The work was triggered by hearing a birdsong we couldn’t place while looking for whales in Gumbaynggirr Country. You can hear the birdsong in track 1.
This audio work is a riposte to Wallace Stevens’ abstracted poetry and his poem ‘Thirteen Ways of Looking at a Blackbird’.
Gary Snyder began his poem ‘What You Should Know to be a Poet’, with:
all you can about animals as persons
the names of trees and flowers and weeds
names of stars . . .’ And I’d add, birds.
Intervening with Nature
‘Picture this, a cute baby penguin, blown down a gully during a fierce storm, with no escape.

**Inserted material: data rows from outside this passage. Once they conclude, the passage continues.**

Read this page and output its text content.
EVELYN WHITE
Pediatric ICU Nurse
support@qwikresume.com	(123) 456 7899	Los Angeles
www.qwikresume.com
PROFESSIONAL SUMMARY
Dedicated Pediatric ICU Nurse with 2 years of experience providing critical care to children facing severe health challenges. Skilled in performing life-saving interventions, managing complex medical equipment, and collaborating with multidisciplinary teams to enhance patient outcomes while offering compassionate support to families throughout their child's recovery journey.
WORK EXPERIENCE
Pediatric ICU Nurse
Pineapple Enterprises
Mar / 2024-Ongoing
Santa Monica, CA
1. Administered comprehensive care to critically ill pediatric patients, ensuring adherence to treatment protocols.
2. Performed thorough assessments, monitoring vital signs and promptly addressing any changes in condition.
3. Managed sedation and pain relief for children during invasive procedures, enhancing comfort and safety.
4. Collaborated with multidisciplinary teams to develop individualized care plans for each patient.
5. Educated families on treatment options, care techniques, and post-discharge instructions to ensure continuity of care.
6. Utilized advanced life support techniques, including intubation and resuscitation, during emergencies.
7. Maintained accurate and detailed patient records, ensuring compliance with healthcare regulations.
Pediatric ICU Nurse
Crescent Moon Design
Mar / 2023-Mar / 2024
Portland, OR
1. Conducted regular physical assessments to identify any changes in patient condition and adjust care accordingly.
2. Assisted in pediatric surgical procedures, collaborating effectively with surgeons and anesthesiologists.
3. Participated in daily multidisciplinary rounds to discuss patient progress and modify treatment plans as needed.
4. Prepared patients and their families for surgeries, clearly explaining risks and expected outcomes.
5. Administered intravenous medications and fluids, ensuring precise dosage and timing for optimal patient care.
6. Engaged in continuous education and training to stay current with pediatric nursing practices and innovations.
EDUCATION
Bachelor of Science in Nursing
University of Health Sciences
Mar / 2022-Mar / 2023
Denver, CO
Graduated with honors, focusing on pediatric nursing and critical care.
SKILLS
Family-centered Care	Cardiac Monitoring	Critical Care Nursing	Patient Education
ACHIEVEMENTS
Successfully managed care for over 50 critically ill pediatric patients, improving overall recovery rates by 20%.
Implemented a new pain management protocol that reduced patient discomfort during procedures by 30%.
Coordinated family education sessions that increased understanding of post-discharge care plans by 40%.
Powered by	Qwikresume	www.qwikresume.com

You’ve been filming the natural world for weeks, following this individual. You’ve invested in it, become interested in it, attached to it – would you be able to let it die, or would you want to save it? Well, while filming an episode of Dynasties, a BBC crew decided to intervene, causing controversy in the process. As noted by presenter David Attenborough at the end of the episode, intervention by film crews is ‘rare’.’ Louise Gentle [i]
I intervened to stop a Torresian Crow eat tin foil that once held a take-away chicken.
Louise Gentle notes, ‘to denounce the direct action of humans in this way would seem to ignore the alterations humans have already made to our environment. By destroying habitats, exploiting species, polluting the planet and introducing non-native species, humans have already caused destruction to the planet, and are the cause of the current extinction crisis.’
[i] Louise Gentle, ‘Dynasties: should nature documentary crews save the animals they film?’, The Conversation, November 29, 2018.